Я уже привык к более изящным выражениям, даже мои женщины придерживали язык со мной… Но прежде чем я мог ответить, он продолжал:

— Неужели ты не понимаешь? Увидеть ее сейчас — всё дело испортить! Маленькая хохотушка, с нее кукольный жирок еще не сполз, и почти наверняка прыщавая… Все праздные девчонки, растущие во дворцах, проходят через это; только крестьянки, которые их сводят, бывают хороши в четырнадцать лет… О, нет сомнений, что она славная девочка и станет красавицей, — так дождись этого, не начинай с разбитых надежд и унылого ложа!.. Поверь мне, если ты женишься на ней сейчас, то надоешь ей, когда она будет в расцвете, и она начнет смотреть по сторонам.

Это меня слегка смутило.

— Но пока нет нужды жениться, — говорю, — я могу решить, когда посмотрю на нее…

— Не смотри на нее вовсе, если хочешь любить ее потом. И когда ляжешь в постель с очаровательной невестой, о которой мечтал, — не забудь сказать мне спасибо!.. А сейчас у нас попутный ветер и много дел впереди.

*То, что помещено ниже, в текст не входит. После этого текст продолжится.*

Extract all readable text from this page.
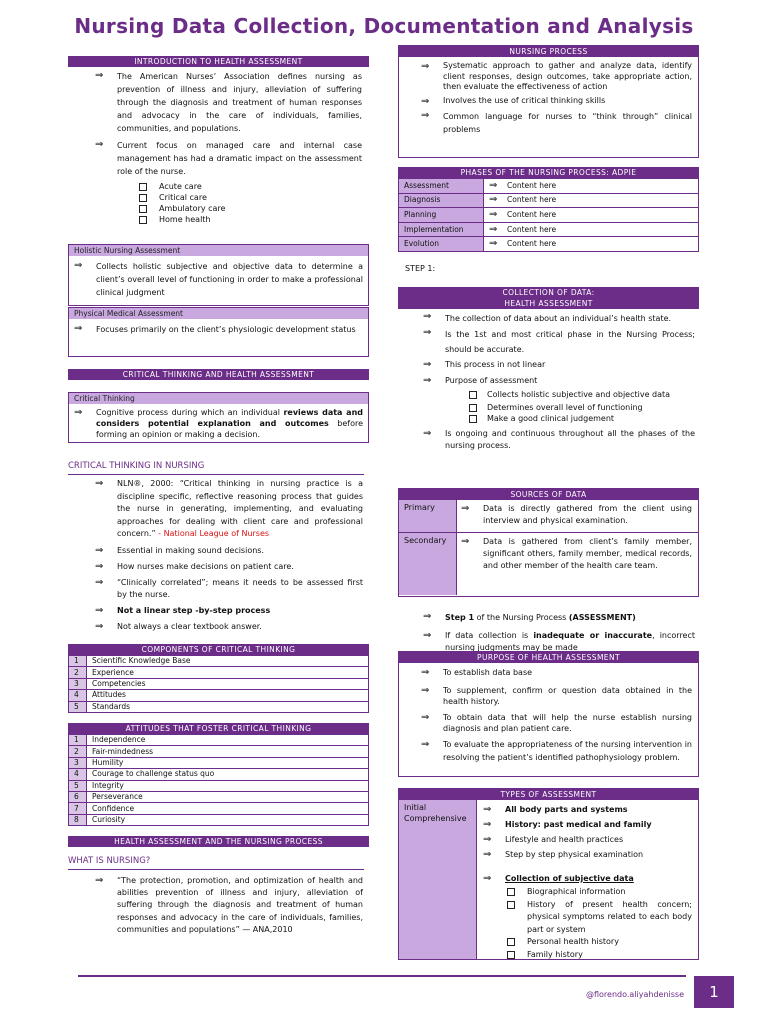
Nursing Data Collection, Documentation and Analysis
INTRODUCTION TO HEALTH ASSESSMENT
⇒	The American Nurses’ Association defines nursing as prevention of illness and injury, alleviation of suffering through the diagnosis and treatment of human responses and advocacy in the care of individuals, families, communities, and populations.
⇒	Current focus on managed care and internal case management has had a dramatic impact on the assessment role of the nurse.
Acute care
Critical care
Ambulatory care
Home health
Holistic Nursing Assessment
⇒	Collects holistic subjective and objective data to determine a client’s overall level of functioning in order to make a professional clinical judgment
Physical Medical Assessment
⇒	Focuses primarily on the client’s physiologic development status
CRITICAL THINKING AND HEALTH ASSESSMENT
Critical Thinking
⇒	Cognitive process during which an individual reviews data and considers potential explanation and outcomes before forming an opinion or making a decision.
CRITICAL THINKING IN NURSING
⇒	NLN®, 2000: “Critical thinking in nursing practice is a discipline specific, reflective reasoning process that guides the nurse in generating, implementing, and evaluating approaches for dealing with client care and professional concern.” - National League of Nurses
⇒	Essential in making sound decisions.
⇒	How nurses make decisions on patient care.
⇒	“Clinically correlated”; means it needs to be assessed first by the nurse.
⇒	Not a linear step -by-step process
⇒	Not always a clear textbook answer.
COMPONENTS OF CRITICAL THINKING
1	Scientific Knowledge Base
2	Experience
3	Competencies
4	Attitudes
5	Standards
ATTITUDES THAT FOSTER CRITICAL THINKING
1	Independence
2	Fair-mindedness
3	Humility
4	Courage to challenge status quo
5	Integrity
6	Perseverance
7	Confidence
8	Curiosity
HEALTH ASSESSMENT AND THE NURSING PROCESS
WHAT IS NURSING?
⇒	“The protection, promotion, and optimization of health and abilities prevention of illness and injury, alleviation of suffering through the diagnosis and treatment of human responses and advocacy in the care of individuals, families, communities and populations” — ANA,2010
NURSING PROCESS
⇒	Systematic approach to gather and analyze data, identify client responses, design outcomes, take appropriate action, then evaluate the effectiveness of action
⇒	Involves the use of critical thinking skills
⇒	Common language for nurses to “think through” clinical problems
PHASES OF THE NURSING PROCESS: ADPIE
Assessment	⇒ Content here
Diagnosis	⇒ Content here
Planning	⇒ Content here
Implementation	⇒ Content here
Evolution	⇒ Content here
STEP 1:
COLLECTION OF DATA:
HEALTH ASSESSMENT
⇒	The collection of data about an individual’s health state.
⇒	Is the 1st and most critical phase in the Nursing Process; should be accurate.
⇒	This process in not linear
⇒	Purpose of assessment
Collects holistic subjective and objective data
Determines overall level of functioning
Make a good clinical judgement
⇒	Is ongoing and continuous throughout all the phases of the nursing process.
SOURCES OF DATA
Primary	⇒	Data is directly gathered from the client using interview and physical examination.
Secondary	⇒	Data is gathered from client’s family member, significant others, family member, medical records, and other member of the health care team.
⇒	Step 1 of the Nursing Process (ASSESSMENT)
⇒	If data collection is inadequate or inaccurate, incorrect nursing judgments may be made
PURPOSE OF HEALTH ASSESSMENT
⇒	To establish data base
⇒	To supplement, confirm or question data obtained in the health history.
⇒	To obtain data that will help the nurse establish nursing diagnosis and plan patient care.
⇒	To evaluate the appropriateness of the nursing intervention in resolving the patient’s identified pathophysiology problem.
TYPES OF ASSESSMENT
Initial
Comprehensive
⇒	All body parts and systems
⇒	History: past medical and family
⇒	Lifestyle and health practices
⇒	Step by step physical examination
⇒	Collection of subjective data
Biographical information
History of present health concern; physical symptoms related to each body part or system
Personal health history
Family history
@florendo.aliyahdenisse	1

Я всё время чувствовал, что он клонит к какой-то своей цели, но в его словах на самом деле был смысл… А он продолжал:

— И твой корабль готов, это добрый знак!.. Слушай, узнаешь, почему я сошел с курса и потратил неделю плавания, чтобы забрать тебя с собой.

Он рассказал мне, что затеял идти на север до Геллеспонта, прорваться сквозь проливы — и дальше, в неведомый Эвксин, за золотом:

— Там есть река, что тащит в себе песок. Они пропускают поток через связанные бараньи шкуры и вытаскивают их забитыми золотой пылью… Я говорил с одним капитаном из Иолка, который привез домой одну такую; она досталась ему не просто, но что мы — бабы?!.. К чему топтать старые морские тропы, если можно увидеть мир?

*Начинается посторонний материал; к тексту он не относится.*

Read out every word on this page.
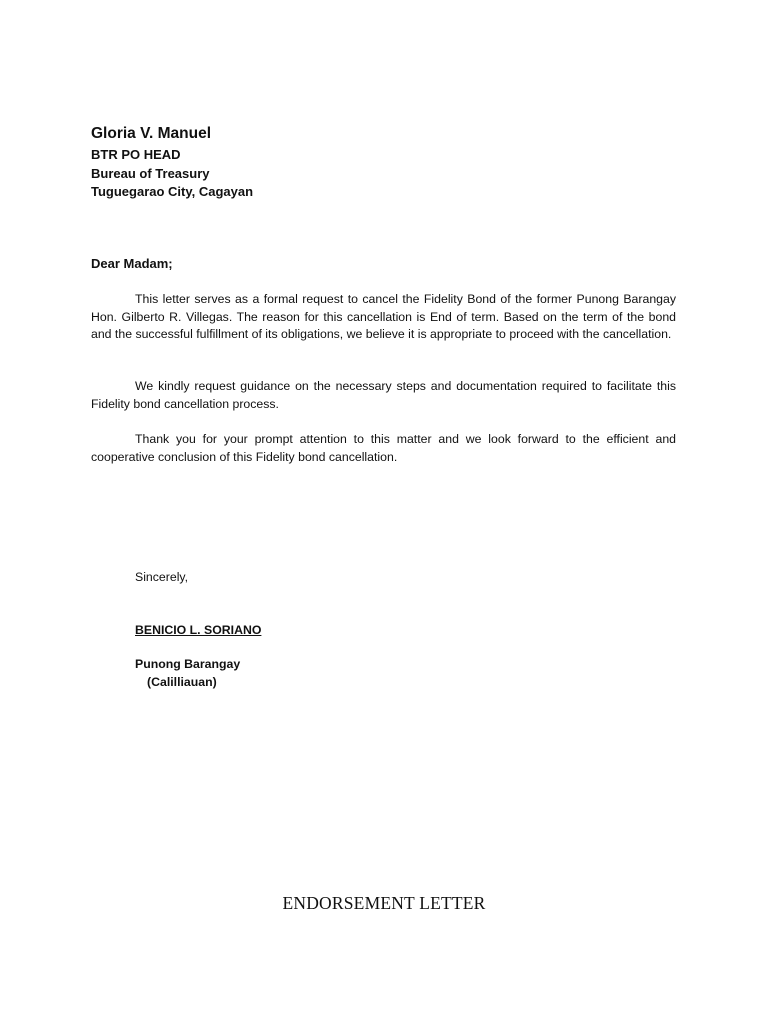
Gloria V. Manuel
BTR PO HEAD
Bureau of Treasury
Tuguegarao City, Cagayan
Dear Madam;

This letter serves as a formal request to cancel the Fidelity Bond of the former Punong Barangay Hon. Gilberto R. Villegas. The reason for this cancellation is End of term. Based on the term of the bond and the successful fulfillment of its obligations, we believe it is appropriate to proceed with the cancellation.

We kindly request guidance on the necessary steps and documentation required to facilitate this Fidelity bond cancellation process.

Thank you for your prompt attention to this matter and we look forward to the efficient and cooperative conclusion of this Fidelity bond cancellation.

Sincerely,
BENICIO L. SORIANO
Punong Barangay
(Calilliauan)
ENDORSEMENT LETTER
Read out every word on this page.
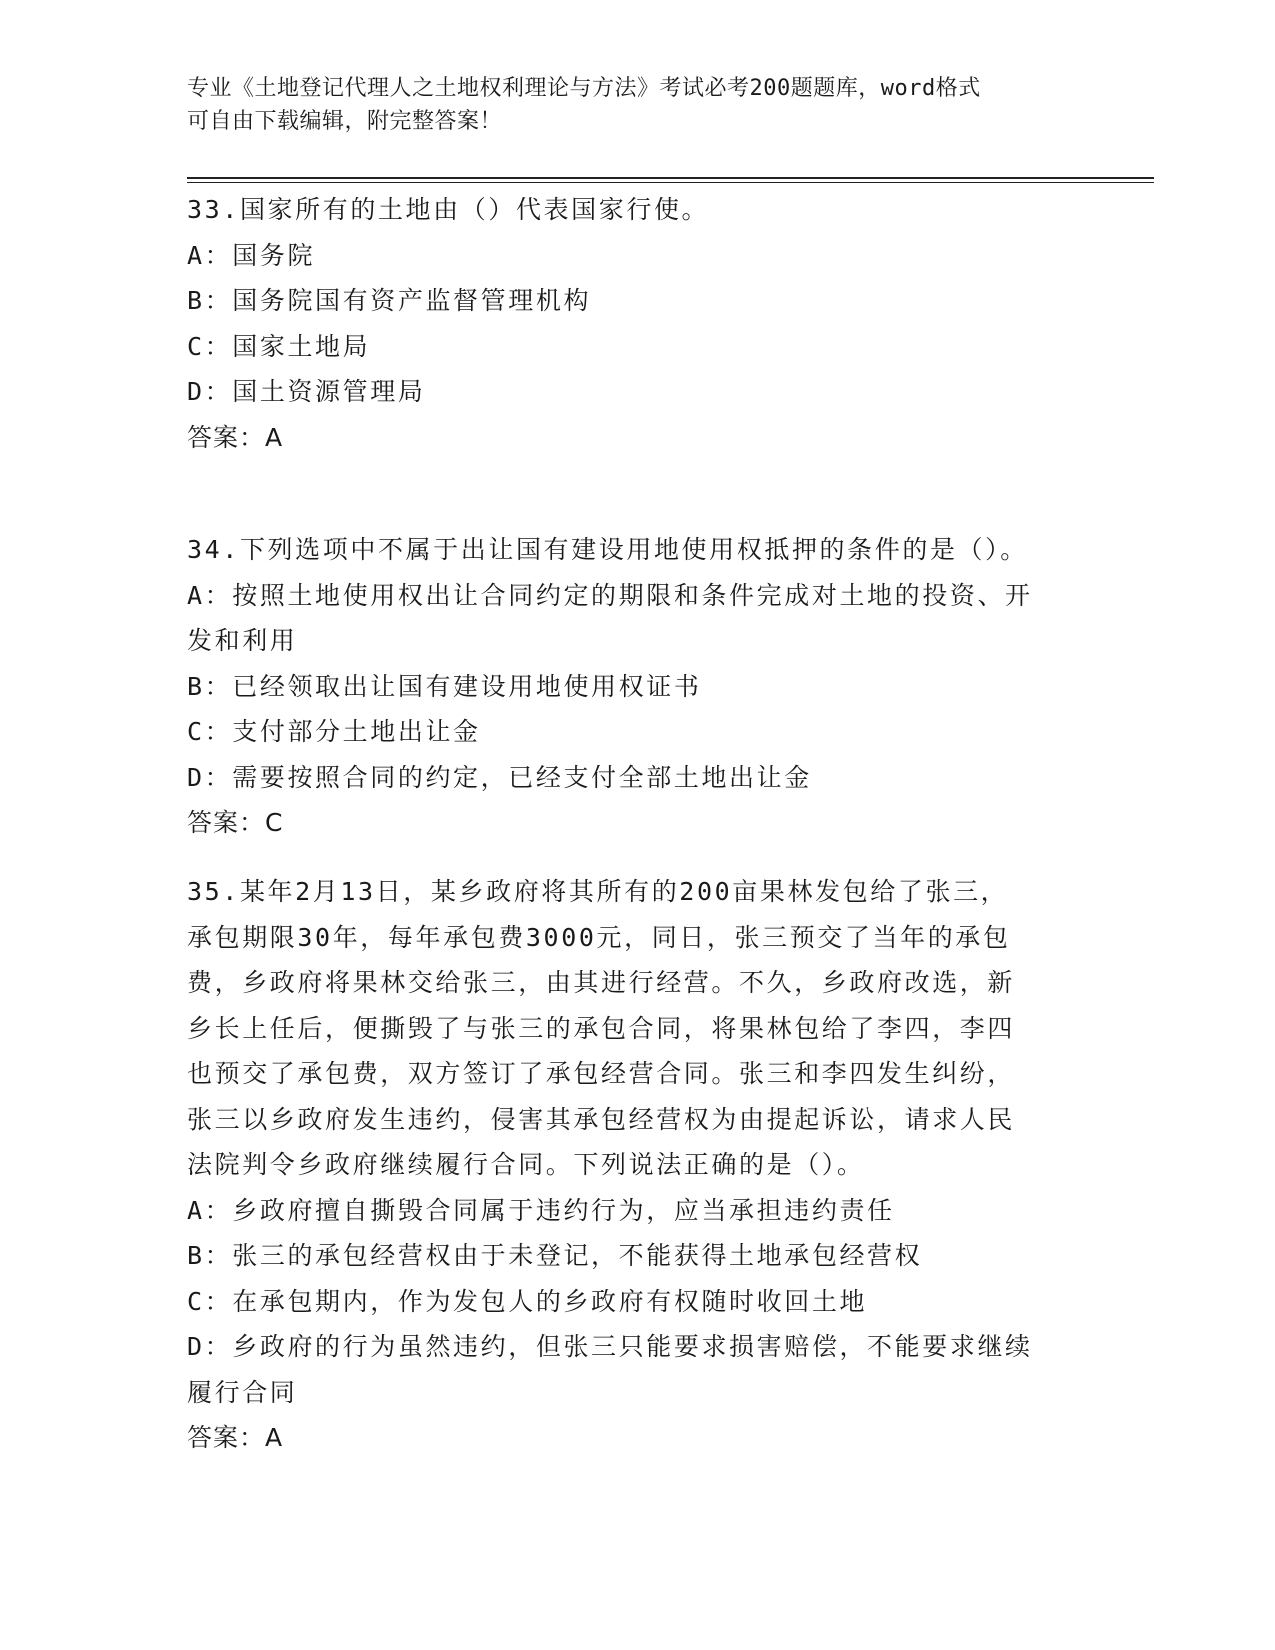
专业《土地登记代理人之土地权利理论与方法》考试必考200题题库，word格式
可自由下载编辑，附完整答案！
33.国家所有的土地由（）代表国家行使。
A：国务院
B：国务院国有资产监督管理机构
C：国家土地局
D：国土资源管理局
答案：A
34.下列选项中不属于出让国有建设用地使用权抵押的条件的是（）。
A：按照土地使用权出让合同约定的期限和条件完成对土地的投资、开
发和利用
B：已经领取出让国有建设用地使用权证书
C：支付部分土地出让金
D：需要按照合同的约定，已经支付全部土地出让金
答案：C
35.某年2月13日，某乡政府将其所有的200亩果林发包给了张三，
承包期限30年，每年承包费3000元，同日，张三预交了当年的承包
费，乡政府将果林交给张三，由其进行经营。不久，乡政府改选，新
乡长上任后，便撕毁了与张三的承包合同，将果林包给了李四，李四
也预交了承包费，双方签订了承包经营合同。张三和李四发生纠纷，
张三以乡政府发生违约，侵害其承包经营权为由提起诉讼，请求人民
法院判令乡政府继续履行合同。下列说法正确的是（）。
A：乡政府擅自撕毁合同属于违约行为，应当承担违约责任
B：张三的承包经营权由于未登记，不能获得土地承包经营权
C：在承包期内，作为发包人的乡政府有权随时收回土地
D：乡政府的行为虽然违约，但张三只能要求损害赔偿，不能要求继续
履行合同
答案：A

Я начал было: «Мы могли бы отплыть после Крита…» — но уже знал, что тогда времени не останется. Всю жизнь я мечтал увидеть страны за проливами, на задворках северного ветра! Прочитав это в моих глазах, он выдал мне длинную сказку о чудесах, о воинах, прорастающих из зубов дракона, о колдуньях, умеющих делать стариков молодыми в волшебной купели, и о прочей чепухе, сочиненной моряками… Я рассмеялся. Тогда он зашел с другой стороны:

— Послушай! Ведь мы подойдем к побережью Понта. Это оттуда были те амазонки, о которых ты так много думал на бычьей арене. Разве ты не хочешь увидеть, как живут они у себя дома?

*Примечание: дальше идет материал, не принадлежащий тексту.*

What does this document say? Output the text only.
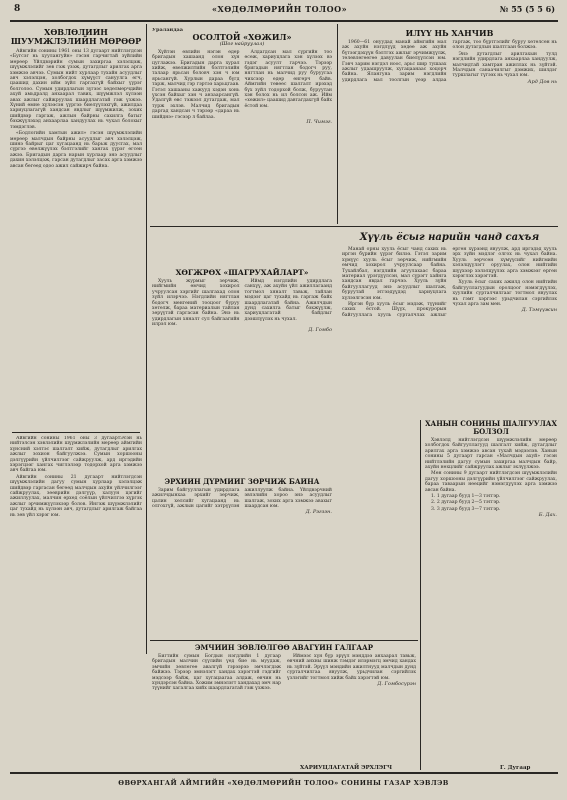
8	«ХӨДӨЛМӨРИЙН ТОЛОО»	№ 55 (5 5 6)
ХӨВЛӨЛИЙН ШУУМЖЛЭЛИЙН МӨРӨӨР

Айвгийн сонины 1961 оны 13 дугаарт нийтлэгдсэн «Бугсэг нь хуулангуйн» гэсэн гарчигтай зүйлийн мөрөөр Үйлдвэрийн сумын захиргаа хэлэлцэж, шүүмжлэлийг зөв гэж үзэж, дутагдлыг арилгах арга хэмжээ авчээ. Сумын нийт хурлаар тухайн асуудлыг авч хэлэлцэн, холбогдох хүмүүст сануулга өгч, цаашид дахин ийм зүйл гаргахгүй байхыг үүрэг болголоо. Сумын удирдлагын зүгээс хөдөлмөрчдийн ахуй амьдралд анхаарал тавих, шүүмжлэл хүлээн авах ажлыг сайжруулах шаардлагатай гэж үзжээ. Хүний өмнө хүлээсэн үүргээ биелүүлэхгүй, ажилдаа хариуцлагагүй хандсан явдлыг шүүмжилж, зохих шийдвэр гаргаж, ажлын байрны сахилга батыг бэхжүүлэхэд анхаарлаа хандуулах нь чухал болохыг тэмдэглэв.

«Бодлогийн хамтын ажил» гэсэн шүүмжлэлийн мөрөөр малчдын байрны асуудлыг авч хэлэлцэж, шинэ байрыг цаг хугацаанд нь барьж дуусгах, мал сүргээ өвөлжүүлэх бэлтгэлийг хангах үүрэг өгсөн ажээ. Бригадын дарга нарын хурлаар энэ асуудлыг дахин хэлэлцэж, гарсан дутагдлыг засах арга хэмжээ авсан бөгөөд одоо ажил сайжирч байна.

Айвгийн сонины 1961 оны 3 дугаартЭсэн нь нийтэлсэн хэвлэлийн шүүмжлэлийн мөрөөр аймгийн хүнсний хэлтэс шалгалт хийж, дутагдлыг арилгах ажлыг зохион байгуулжээ. Сумын хоршооны дэлгүүрийн үйлчилгээг сайжруулж, ард иргэдийн хэрэгцээг хангах чиглэлээр тодорхой арга хэмжээ авч байгаа юм.

Айвгийн сонины 21 дугаарт нийтлэгдсэн шүүмжлэлийн дагуу сумын хурлаар хэлэлцэж шийдвэр гаргасан бөгөөд малчдын ахуйн үйлчилгээг сайжруулах, зөөврийн дэлгүүр, халуун цэгийг ажиллуулах, малчин өрхөд соёлын үйлчилгээ хүргэх ажлыг эрчимжүүлэхээр болов. Ингэж шүүмжлэлийг цаг тухайд нь хүлээн авч, дутагдлыг арилгаж байгаа нь зөв үйл хэрэг юм.

Ураландаа
ОСОЛТОЙ «ХӨЖИЛ»
(Шог найруулал)

Хүйтэн өвлийн нэгэн өдөр бригадын хашаанд олон хүн цуглажээ. Бригадын дарга хурал хийж, өвөлжилтийн бэлтгэлийн талаар ярьсан боловч хэн ч юм ярьсангүй. Хурлын дараа бүгд тарж, малчид гэр гэртээ харьцгаав. Гэтэл хашааны хажууд хэдэн хонь үхсэн байхыг хэн ч анзаарсангүй. Удалгүй өвс тэжээл дутагдаж, мал турж эхлэв. Малчид бригадын даргад хандсан ч тэрээр «дараа нь шийднэ» гэсээр л байлаа.

Алдагдсан мал сүргийн тоо өсөж, хариуцлага хэн хүлээх вэ гэдэг асуулт гарчээ. Тэрээр бригадын нягтлан бодогч руу, нягтлан нь малчид руу буруугаа чихсээр өдөр өнгөрч байв. Аймгийн төвөөс шалгалт ирэхэд бүх зүйл тодорхой болж, буруутан хэн болох нь ил болсон аж. Ийм «хөжил» цаашид давтагдахгүй байх ёстой юм.

П. Чимэг.
ИЛҮҮ НЬ ХАНЧИВ

1960—61 онуудад манай аймгийн мал аж ахуйн нэгдлүүд хөдөө аж ахуйн бүтээгдэхүүн бэлтгэх ажлыг эрчимжүүлж, төлөвлөгөөгөө давуулан биелүүлсэн юм. Гэвч зарим нэгдэл ноос, арьс шир тушаах ажлыг удаашруулж, хугацаанаас хоцорч байна. Ялангуяа зарим нэгдлийн удирдлага мал тоолгын үеэр алдаа гаргаж, тоо бүртгэлийг буруу хөтөлсөн нь олон дутагдлын шалтгаан болжээ.

Энэ дутагдлыг арилгахын тулд нэгдлийн удирдлага анхаарлаа хандуулж, малчидтай хамтран ажиллах нь зүйтэй. Малчдын санаачилгыг дэмжих, шилдэг туршлагыг түгээх нь чухал юм.

Ард Дов нь
ХӨГЖРӨХ «ШАГРУХАЙЛАРТ»

Хууль журмыг зөрчиж, нийгмийн өмчид хохирол учруулсан хэргийг шалгахад олон зүйл илэрчээ. Нэгдлийн нягтлан бодогч мөнгөний тооцоог буруу хөтөлж, бараа материалын тайлан зөрүүтэй гаргасан байна. Энэ нь удирдлагын хяналт сул байгаагийн илрэл юм.

Иймд нэгдлийн удирдлага санхүү, аж ахуйн үйл ажиллагаанд тогтмол хяналт тавьж, тайлан мэдээг цаг тухайд нь гаргаж байх шаардлагатай байна. Ажилчдын дунд сахилга батыг бэхжүүлж, хариуцлагатай байдлыг дээшлүүлэх нь чухал.

Д. Гомбо
ЭРХИЙН ДҮРМИЙГ ЗӨРЧИЖ БАЙНА

Зарим байгууллагын удирдлага ажилчдынхаа эрхийг зөрчиж, цалин хөлсийг хугацаанд нь олгохгүй, ажлын цагийг хэтрүүлэн ажиллуулж байна. Үйлдвэрчний эвлэлийн хороо энэ асуудлыг шалгаж, зохих арга хэмжээ авахыг шаардсан юм.

Д. Рэгзэн.
Хүүль ёсыг нарийн чанд сахъя

Манай орны хууль ёсыг чанд сахих нь иргэн бүрийн үүрэг билээ. Гэтэл зарим хүмүүс хууль ёсыг зөрчиж, нийгмийн өмчид хохирол учруулсаар байна. Тухайлбал, нэгдлийн агуулахаас бараа материал үрэгдүүлсэн, мал сүрэгт хайнга хандсан явдал гарчээ. Хууль зүйн байгууллагууд энэ асуудлыг шалгаж, буруутай этгээдүүдэд хариуцлага хүлээлгэсэн юм.

Иргэн бүр хууль ёсыг мэдэж, түүнийг сахих ёстой. Шүүх, прокурорын байгууллага хууль сурталчлах ажлыг өргөн хүрээнд явуулж, ард иргэдэд хууль эрх зүйн мэдлэг олгох нь чухал байна. Хууль зөрчсөн хүмүүсийг нийгмийн хэлэлцүүлэгт оруулах, олон нийтийн шүүхээр хэлэлцүүлэх арга хэмжээг өргөн хэрэглэх хэрэгтэй.

Хууль ёсыг сахих ажилд олон нийтийн байгууллагуудын оролцоог нэмэгдүүлэх, хуулийн сурталчилгааг тогтмол явуулах нь гэмт хэргээс урьдчилан сэргийлэх чухал арга зам мөн.

Д. Тэмүүжин
ХАНЫН СОНИНЫ ШАЛГУУЛАХ БОЛЗОЛ

Хэвлэлд нийтлэгдсэн шүүмжлэлийн мөрөөр холбогдох байгууллагууд шалгалт хийж, дутагдлыг арилгах арга хэмжээ авсан тухай мэдээлэв. Ханын сонины 5 дугаарт гарсан «Малчдын ахуй» гэсэн нийтлэлийн дагуу сумын захиргаа малчдын байр, ахуйн нөхцлийг сайжруулах ажлыг эхлүүлжээ.

Мөн сонины 9 дугаарт нийтлэгдсэн шүүмжлэлийн дагуу хоршооны дэлгүүрийн үйлчилгээг сайжруулах, бараа таваарын нөөцийг нэмэгдүүлэх арга хэмжээ авсан байна.

1. 1 дугаар бууд 1—3 тэтгэр.

2. 2 дугаар бууд 2—5 тэтгэр.

3. 3 дугаар бууд 3—7 тэтгэр.

Б. Дах.
ЭМЧИЙН ЗӨВЛӨЛГӨӨ АВАГҮЙН ГАЛГААР

Бигтийн сумын Богдын нэгдлийн 1 дугаар бригадын малчин сүүлийн үед бие нь муудаж, эмчийн зөвлөгөө авалгүй гэрээрээ эмчлэгдэж байжээ. Тэрээр эмнэлэгт хандах хэрэгтэй гэдгийг мэдсээр байж, цаг хугацаагаа алдаж, өвчин нь хүндэрсэн байна. Хожим эмнэлэгт хандахад эмч нар түүнийг хагалгаа хийх шаардлагатай гэж үзжээ.

Иймээс хүн бүр эрүүл мэнддээ анхаарал тавьж, өвчний анхны шинж тэмдэг илэрмэгц эмчид хандах нь зүйтэй. Эрүүл мэндийн ажилтнууд малчдын дунд сурталчилгаа явуулж, урьдчилан сэргийлэх үзлэгийг тогтмол хийж байх хэрэгтэй юм.

Д. Гомбосүрэн
ХАРИУЦЛАГАТАЙ ЭРХЛЭГЧ	Г. Дугаар
ӨВӨРХАНГАЙ АЙМГИЙН «ХӨДӨЛМӨРИЙН ТОЛОО» СОНИНЫ ГАЗАР ХЭВЛЭВ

— С какой стати? — возразил я. — Бычьи плясуны никогда не говорят о доме. Это как боль в животе, это отвлекает тебя от быка…

Тогда он вернулся к золоту и драконам Колхиды; а я смотрел на лампу в малахитовой чаше, и в ее пламени видел картины его сказок в мельчайших деталях.

— Что же, — сказал он наконец. — Ведь тебя ждут на Крите, ты не хочешь их оскорблять…

— Я еще не предупредил их.

Это было всё, чего он от меня добился в тот день; но он уже знал, что победа за ним.